Saint Brendan the Navigator, commemorated on the 16th of May, was an Irish priest and monk who lived in the late 400’s and early 500’s. He was well educated by the early monastic missionaries on the island, and traveled across the British Isles founding more monasteries from which the evangelistic mission would continue to spread.
(It is frequently assumed that monasteries are static places of contemplation where nobody comes in or out, everyone is silent, and there’s no impact on the world. While some monastic institutions are indeed places of silence, devoted entirely to prayer, there was in fact a major movement of monastic communities that inspired locals to come and see, participate, learn the Scriptures and the liturgy, and send out new clergymen, missionaries, and monastics to continue the project elsewhere. For the British Isles and much of Northern Europe, the Gospel was most effectively spread by the foundation of monasteries and the growth of villages around them!)

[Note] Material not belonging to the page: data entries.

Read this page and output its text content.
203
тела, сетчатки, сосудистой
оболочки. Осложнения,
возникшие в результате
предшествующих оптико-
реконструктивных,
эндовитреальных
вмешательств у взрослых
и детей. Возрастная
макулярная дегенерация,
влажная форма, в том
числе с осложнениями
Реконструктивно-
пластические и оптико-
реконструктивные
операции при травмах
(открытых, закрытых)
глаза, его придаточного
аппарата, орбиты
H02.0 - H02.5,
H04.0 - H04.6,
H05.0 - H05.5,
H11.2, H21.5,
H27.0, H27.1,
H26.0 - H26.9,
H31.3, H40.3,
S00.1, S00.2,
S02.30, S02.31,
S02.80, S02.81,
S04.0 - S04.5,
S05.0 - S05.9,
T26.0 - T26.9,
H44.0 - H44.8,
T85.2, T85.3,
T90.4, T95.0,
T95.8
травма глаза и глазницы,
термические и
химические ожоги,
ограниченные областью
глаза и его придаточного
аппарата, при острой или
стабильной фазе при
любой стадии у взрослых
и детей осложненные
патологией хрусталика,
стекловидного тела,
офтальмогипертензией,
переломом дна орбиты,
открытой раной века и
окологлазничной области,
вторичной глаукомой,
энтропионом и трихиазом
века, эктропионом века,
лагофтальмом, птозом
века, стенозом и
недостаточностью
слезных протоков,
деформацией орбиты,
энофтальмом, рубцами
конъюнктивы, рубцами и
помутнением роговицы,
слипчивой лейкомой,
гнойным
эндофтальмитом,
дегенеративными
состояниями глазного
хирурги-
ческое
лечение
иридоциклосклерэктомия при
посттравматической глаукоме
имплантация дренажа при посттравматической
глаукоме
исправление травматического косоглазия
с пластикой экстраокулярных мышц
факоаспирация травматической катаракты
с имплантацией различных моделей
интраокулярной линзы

What makes Brendan stand out from the rather large collection of evangelistic priest-monks is a document about him, The Voyage of Saint Brendan the Abbot. In this story, Brendan is inspired by the story of another monk and sails West in search of “The Island of the Blessed,” perhaps the lost Garden of Eden. A sea monster is encountered along the way, and new lands are discovered across the ocean.
A great deal of ink has been spilled over the nature of this story. Is it pure legend and myth? Is it a religious allegory, using familiar nautical language to speak of the challenges of the Christian life? Is it based on a true story of early Celtic monks discovering North America?
Saint Brendan enthusiasts have built currachs, the sort of boats used there and then, and traveled to North America. They argue that the travel details recorded by Brendan’s Voyage proved useful for Christopher Columbus’ own journeys across the Atlantic a thousand years later. It is a point of pride, for some, to claim that Irish Celts were the first Europeans to reach the New World, a millennium before Columbus and 500 years before the Vikings.
In lieu of hard evidence, it may be reckless to assume Brendan’s success on that front. What we can appreciate, however, is the voyaging spirit of early saints like him. They sailed the treacherous seas, literal and spiritual, in pursuit of the better life, for the glory of God, and for the spreading of the Gospel.